David Yermack, a professor of finance at NYU, said of FTX:

“The fact that they were trading crypto is a little bit beside the point. They could have been trading real estate or stocks and bonds, or whatever. They had no accounting, no internal controls, they were very irresponsible with the money that was entrusted to them by their customers.”

The fundamental problem with crypto currency is that no real wealth is created by the people who buy and sell it. Even something like NFT’s, which supposedly have correlations with the art market, have very low barriers to entry. No great skill or technique is required to create an NFT, so the value is not related to something tangible like a traditional art market. 

As the crypto market continues to experience great volatility, those who are still invested in it will become increasingly desperate to offload their falling assets, and the entire industry becomes an even greater target for nefarious actors. They can buy up crypto assets with sellers who are desperate for hard cash, then launder these assets around the world.

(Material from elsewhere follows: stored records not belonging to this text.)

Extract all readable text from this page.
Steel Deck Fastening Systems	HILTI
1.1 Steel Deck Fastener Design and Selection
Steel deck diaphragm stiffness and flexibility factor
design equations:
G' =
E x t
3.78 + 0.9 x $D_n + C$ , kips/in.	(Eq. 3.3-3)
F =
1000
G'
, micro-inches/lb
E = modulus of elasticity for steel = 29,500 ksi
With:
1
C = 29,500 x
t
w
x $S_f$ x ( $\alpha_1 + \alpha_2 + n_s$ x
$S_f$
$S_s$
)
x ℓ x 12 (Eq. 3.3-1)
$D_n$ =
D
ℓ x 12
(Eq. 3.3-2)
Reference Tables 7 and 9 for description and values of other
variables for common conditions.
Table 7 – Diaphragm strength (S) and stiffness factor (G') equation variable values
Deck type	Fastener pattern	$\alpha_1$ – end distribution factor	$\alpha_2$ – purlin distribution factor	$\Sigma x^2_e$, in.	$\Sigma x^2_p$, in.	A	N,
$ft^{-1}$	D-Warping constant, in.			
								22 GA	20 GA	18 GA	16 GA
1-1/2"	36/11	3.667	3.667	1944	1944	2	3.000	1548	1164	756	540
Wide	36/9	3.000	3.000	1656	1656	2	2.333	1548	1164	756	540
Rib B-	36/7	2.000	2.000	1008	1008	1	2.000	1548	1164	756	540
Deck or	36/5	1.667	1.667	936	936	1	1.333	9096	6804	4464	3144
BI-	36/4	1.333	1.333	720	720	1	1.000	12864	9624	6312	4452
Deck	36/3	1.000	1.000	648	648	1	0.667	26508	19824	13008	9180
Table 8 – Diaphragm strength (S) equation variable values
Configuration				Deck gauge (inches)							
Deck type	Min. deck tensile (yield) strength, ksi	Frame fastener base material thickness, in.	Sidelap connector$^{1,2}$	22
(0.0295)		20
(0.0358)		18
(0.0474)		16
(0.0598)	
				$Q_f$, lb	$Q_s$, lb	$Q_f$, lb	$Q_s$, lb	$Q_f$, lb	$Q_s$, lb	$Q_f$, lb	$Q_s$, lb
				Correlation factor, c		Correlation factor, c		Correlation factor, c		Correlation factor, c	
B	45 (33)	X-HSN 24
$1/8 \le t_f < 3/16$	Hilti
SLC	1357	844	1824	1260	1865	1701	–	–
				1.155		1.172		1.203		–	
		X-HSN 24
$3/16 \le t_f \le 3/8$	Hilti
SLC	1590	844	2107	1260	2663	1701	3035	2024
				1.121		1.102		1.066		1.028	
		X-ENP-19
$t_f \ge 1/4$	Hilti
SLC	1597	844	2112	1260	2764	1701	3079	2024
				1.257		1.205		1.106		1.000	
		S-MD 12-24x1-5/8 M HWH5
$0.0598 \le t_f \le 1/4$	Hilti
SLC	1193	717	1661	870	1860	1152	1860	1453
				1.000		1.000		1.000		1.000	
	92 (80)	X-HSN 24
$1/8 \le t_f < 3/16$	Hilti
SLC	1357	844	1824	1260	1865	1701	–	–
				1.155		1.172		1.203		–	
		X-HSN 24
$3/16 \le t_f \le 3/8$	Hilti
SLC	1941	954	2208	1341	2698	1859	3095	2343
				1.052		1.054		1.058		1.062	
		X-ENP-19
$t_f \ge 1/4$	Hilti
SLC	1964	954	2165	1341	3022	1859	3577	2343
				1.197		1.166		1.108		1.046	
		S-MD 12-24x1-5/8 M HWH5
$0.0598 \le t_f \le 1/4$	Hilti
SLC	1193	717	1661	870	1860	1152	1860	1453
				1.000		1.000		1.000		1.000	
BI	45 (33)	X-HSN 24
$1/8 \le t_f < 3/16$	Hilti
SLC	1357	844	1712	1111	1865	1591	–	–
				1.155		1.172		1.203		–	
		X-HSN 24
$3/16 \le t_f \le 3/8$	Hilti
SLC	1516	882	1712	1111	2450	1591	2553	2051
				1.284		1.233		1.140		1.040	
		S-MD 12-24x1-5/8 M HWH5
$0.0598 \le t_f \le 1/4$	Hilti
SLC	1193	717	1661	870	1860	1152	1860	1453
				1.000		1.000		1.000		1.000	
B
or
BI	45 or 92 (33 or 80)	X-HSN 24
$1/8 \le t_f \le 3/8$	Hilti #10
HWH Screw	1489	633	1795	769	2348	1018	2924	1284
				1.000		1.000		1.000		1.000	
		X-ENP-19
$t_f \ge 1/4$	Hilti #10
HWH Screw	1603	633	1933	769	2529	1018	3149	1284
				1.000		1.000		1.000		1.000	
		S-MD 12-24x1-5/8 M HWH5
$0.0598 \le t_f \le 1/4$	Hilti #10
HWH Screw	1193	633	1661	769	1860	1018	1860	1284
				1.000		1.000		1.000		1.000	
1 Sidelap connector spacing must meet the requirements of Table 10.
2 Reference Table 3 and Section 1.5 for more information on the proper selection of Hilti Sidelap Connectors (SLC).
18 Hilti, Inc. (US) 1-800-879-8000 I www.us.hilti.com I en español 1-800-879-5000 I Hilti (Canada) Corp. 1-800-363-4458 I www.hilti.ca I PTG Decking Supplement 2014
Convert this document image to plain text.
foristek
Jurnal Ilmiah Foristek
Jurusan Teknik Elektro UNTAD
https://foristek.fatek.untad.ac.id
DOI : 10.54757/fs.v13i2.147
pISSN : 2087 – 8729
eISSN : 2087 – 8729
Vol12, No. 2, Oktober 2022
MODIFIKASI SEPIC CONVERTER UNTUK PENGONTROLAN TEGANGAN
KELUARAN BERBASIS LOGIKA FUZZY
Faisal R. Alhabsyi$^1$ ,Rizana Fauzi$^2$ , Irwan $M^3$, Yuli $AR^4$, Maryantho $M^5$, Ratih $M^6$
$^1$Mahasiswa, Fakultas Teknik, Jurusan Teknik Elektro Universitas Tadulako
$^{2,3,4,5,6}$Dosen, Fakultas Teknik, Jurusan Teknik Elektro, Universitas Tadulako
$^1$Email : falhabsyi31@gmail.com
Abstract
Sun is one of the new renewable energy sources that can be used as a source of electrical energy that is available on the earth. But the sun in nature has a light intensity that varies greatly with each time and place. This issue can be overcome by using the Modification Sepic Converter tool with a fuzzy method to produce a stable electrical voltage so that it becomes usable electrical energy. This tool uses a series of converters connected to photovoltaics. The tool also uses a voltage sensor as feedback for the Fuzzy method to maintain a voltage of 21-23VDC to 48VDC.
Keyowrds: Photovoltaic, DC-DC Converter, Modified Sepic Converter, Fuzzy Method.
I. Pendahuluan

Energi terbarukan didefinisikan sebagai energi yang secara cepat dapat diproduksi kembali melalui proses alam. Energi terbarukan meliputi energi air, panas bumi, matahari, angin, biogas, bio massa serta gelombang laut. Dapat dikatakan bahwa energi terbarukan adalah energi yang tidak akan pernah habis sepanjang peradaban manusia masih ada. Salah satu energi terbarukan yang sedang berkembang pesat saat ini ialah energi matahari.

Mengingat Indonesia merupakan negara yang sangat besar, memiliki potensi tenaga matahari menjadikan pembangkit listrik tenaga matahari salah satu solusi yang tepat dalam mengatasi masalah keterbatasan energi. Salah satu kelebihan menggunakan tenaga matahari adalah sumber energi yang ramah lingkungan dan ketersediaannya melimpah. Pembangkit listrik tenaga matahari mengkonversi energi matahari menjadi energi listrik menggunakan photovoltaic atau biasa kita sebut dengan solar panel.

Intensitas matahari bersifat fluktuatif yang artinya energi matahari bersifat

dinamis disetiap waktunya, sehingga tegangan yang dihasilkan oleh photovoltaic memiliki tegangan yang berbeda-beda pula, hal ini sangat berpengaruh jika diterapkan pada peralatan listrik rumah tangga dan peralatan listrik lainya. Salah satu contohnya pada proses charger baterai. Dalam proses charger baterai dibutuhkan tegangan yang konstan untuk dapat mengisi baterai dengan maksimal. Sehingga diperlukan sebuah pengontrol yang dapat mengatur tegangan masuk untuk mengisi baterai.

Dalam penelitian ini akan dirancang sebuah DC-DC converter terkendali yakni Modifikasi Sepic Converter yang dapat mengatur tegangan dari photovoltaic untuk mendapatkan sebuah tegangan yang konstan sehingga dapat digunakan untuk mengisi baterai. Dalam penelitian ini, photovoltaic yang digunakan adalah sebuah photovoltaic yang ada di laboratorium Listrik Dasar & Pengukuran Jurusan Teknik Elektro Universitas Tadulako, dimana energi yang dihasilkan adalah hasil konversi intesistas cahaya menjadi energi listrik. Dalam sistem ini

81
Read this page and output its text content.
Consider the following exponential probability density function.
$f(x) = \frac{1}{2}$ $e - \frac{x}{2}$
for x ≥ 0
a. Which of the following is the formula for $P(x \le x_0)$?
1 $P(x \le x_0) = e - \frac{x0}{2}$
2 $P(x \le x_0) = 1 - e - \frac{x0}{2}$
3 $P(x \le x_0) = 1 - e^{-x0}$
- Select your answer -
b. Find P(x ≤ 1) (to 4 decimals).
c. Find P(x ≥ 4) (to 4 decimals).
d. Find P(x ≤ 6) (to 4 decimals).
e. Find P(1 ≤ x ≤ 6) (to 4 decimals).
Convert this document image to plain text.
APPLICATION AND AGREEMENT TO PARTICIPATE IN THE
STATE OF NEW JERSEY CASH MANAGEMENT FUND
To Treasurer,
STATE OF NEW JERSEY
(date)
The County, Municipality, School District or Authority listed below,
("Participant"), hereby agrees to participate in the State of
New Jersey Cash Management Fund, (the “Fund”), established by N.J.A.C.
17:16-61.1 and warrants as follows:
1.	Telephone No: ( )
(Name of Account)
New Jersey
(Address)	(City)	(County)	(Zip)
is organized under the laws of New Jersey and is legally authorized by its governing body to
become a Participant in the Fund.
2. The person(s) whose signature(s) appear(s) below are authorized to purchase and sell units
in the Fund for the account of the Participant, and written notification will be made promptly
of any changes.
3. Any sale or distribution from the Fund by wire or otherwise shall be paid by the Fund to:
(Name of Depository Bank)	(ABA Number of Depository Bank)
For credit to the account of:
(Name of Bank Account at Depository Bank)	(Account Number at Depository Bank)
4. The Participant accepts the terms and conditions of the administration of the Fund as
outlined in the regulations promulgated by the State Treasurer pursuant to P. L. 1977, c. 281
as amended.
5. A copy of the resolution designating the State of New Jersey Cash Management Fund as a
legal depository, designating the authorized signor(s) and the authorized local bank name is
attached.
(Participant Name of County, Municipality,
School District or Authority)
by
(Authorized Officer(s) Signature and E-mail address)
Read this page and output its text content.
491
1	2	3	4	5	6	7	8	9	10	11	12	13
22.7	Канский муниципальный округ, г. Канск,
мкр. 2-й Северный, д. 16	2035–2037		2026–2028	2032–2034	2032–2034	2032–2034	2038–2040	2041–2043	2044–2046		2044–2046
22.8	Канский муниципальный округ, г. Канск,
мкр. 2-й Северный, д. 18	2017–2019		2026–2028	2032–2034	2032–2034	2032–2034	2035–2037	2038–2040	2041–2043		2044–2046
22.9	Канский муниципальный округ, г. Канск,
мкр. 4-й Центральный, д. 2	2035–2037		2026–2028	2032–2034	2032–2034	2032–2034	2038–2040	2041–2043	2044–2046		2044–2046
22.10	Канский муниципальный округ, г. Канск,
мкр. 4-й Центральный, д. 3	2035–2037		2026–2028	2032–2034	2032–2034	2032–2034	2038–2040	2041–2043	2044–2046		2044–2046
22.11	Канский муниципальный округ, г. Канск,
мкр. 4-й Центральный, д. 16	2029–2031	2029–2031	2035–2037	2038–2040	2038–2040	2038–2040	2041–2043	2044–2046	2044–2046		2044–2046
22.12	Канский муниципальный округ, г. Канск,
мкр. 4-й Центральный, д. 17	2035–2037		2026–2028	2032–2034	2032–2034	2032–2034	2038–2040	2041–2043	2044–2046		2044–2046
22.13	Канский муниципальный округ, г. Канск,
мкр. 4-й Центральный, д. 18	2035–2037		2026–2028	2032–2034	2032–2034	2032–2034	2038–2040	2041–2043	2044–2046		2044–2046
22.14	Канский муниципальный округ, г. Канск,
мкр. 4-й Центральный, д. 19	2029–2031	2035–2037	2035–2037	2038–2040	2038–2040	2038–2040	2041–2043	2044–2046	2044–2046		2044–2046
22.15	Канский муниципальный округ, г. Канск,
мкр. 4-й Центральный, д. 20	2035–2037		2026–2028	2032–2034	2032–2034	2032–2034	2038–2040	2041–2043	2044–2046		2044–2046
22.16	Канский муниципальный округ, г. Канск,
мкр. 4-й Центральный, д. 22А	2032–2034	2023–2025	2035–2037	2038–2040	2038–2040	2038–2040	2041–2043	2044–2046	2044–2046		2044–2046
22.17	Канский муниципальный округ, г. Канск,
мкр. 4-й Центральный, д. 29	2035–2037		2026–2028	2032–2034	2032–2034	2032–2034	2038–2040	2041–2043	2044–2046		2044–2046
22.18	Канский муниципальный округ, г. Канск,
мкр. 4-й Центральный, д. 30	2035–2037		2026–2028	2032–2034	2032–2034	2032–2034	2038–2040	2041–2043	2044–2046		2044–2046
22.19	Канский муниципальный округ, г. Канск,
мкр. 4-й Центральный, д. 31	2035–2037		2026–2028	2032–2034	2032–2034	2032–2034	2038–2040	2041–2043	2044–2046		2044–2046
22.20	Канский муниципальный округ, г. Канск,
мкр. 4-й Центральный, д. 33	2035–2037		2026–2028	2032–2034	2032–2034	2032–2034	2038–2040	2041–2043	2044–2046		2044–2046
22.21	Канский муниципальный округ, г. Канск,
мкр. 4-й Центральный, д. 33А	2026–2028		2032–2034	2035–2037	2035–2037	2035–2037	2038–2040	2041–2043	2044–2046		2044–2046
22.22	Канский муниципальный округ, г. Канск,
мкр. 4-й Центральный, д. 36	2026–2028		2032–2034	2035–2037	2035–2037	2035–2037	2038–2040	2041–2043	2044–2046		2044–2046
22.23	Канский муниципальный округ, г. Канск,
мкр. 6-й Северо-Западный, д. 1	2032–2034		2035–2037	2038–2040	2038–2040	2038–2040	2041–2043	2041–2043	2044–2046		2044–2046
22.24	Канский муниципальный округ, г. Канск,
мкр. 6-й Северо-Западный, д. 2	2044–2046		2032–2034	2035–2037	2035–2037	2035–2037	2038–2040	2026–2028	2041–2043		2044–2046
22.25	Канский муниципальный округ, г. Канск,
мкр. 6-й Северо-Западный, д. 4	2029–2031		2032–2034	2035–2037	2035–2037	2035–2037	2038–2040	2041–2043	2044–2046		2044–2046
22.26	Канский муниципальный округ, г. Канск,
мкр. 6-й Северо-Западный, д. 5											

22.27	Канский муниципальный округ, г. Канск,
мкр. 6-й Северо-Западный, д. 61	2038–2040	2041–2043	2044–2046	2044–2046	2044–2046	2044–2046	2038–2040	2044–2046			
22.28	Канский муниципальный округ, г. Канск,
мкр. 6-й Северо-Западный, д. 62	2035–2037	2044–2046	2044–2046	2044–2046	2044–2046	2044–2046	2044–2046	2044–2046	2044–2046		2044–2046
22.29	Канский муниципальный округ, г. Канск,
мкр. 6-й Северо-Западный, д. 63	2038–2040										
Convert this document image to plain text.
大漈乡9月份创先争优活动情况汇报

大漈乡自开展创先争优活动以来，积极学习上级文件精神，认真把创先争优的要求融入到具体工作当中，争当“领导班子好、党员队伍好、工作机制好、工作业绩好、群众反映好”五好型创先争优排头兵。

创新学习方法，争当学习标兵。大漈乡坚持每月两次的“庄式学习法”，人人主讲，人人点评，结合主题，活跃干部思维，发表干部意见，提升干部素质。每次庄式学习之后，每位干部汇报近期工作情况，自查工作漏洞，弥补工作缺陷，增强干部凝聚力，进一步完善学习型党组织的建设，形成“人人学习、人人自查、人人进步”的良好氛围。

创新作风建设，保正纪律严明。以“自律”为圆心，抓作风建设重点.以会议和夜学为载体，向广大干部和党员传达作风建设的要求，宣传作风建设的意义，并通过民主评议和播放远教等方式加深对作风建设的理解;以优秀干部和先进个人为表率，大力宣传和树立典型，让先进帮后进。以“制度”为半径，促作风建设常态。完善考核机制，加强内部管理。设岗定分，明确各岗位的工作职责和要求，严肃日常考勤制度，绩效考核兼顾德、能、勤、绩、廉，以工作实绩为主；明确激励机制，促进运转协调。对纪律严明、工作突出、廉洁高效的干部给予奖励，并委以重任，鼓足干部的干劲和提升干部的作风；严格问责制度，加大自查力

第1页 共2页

The Australian regulator AUSTRAC have already come out and said traditional forms of money laundering have been displaced by crypto currencies. Head of Intelligence John Moss raised concerns about the growing use of even regulated crypto-ATMs and vulnerable people being used as mules to put a large amount of cash into them, which is then quickly moved around the world. 

Given that these ATMs are also key points of integration for criminal gangs in Venezuela and El Salvador, this year is perhaps the time to properly consider the use of crypto currency as a major red flag.